Moyennant sa légendaire modestie, le nouveau maître de l’Elysée a enfilé le costume avec une ambition renouvelée et jupitérienne. Exprimé plus prosaïquement, Paris voudrait se servir de l’UE pour acquérir une «profondeur stratégique». Non pas tant géographique que politique.


Après le départ prochain des Britanniques, l’armée française reste de fait la seule puissance militaire au sein de l’UE disposant des forces et des outils de portée mondiale. Outre les moyens financiers, toujours plus nécessaires dès lors que l’ambition est de pouvoir se projeter partout dans le monde, il lui manque également une certaine légitimité globale (Paris est par exemple parfois soupçonné – à juste titre – d’avoir des réflexes d’ancienne puissance coloniale).

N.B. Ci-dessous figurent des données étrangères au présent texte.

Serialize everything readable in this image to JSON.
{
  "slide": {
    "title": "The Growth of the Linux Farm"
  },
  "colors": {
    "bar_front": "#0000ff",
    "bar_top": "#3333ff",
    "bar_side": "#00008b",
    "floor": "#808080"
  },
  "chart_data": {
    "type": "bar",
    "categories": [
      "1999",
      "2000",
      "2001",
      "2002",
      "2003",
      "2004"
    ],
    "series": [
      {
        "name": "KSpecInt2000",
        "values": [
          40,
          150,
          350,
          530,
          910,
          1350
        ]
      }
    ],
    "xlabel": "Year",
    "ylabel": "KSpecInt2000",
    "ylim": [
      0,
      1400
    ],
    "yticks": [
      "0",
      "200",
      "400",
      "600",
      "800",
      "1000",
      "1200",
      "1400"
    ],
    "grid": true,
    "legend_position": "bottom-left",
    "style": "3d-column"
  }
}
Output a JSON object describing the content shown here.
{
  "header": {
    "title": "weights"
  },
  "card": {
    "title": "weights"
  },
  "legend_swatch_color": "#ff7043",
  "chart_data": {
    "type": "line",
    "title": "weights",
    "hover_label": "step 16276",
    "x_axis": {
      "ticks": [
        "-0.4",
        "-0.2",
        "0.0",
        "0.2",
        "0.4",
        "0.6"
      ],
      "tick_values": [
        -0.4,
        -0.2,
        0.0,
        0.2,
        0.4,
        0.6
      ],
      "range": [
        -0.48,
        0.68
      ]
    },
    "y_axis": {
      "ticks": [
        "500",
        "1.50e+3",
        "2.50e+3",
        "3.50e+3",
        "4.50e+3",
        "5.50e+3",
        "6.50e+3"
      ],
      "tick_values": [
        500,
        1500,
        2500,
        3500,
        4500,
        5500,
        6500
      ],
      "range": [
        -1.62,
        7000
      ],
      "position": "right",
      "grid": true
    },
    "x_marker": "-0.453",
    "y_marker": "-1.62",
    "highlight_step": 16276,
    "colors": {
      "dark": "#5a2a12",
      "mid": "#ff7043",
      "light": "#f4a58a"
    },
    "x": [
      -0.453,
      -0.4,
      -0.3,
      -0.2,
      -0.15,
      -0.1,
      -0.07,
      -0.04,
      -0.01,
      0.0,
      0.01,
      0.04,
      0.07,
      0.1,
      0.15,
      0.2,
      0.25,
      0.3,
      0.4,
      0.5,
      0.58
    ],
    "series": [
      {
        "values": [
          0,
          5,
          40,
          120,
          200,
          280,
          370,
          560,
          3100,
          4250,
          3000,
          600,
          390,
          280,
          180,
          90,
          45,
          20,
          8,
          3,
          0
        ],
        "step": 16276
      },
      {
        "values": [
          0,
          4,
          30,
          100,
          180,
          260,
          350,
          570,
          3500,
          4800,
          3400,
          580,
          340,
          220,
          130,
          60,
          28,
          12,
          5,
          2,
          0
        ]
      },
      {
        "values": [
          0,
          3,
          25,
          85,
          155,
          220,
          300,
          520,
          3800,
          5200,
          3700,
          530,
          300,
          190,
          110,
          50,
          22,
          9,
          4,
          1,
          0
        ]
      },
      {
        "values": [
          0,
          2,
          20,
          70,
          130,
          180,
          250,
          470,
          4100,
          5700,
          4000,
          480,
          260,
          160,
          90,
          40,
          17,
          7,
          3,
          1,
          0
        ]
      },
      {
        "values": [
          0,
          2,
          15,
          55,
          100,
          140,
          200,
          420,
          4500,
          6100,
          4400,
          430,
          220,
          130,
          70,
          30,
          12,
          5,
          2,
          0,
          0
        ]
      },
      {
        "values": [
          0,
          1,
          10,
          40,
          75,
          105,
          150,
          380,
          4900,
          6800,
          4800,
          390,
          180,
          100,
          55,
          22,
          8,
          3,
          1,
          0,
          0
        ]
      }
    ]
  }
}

Plus de moyens, et plus de légitimité (apparente), voilà qui pourrait bien expliquer l’hubris macronienne dès lors qu’il s’agit de la chose militaire. Très loin du souci de défendre le territoire national. Et s’il fallait une confirmation de ce dernier point, on pourrait méditer sur un changement de dénomination décidé par le président dès son entrée en fonction : le ministère de la Défense est devenu le ministère des Armées.


Avant de revenir au ministère de la Guerre, comme au bon vieux temps ?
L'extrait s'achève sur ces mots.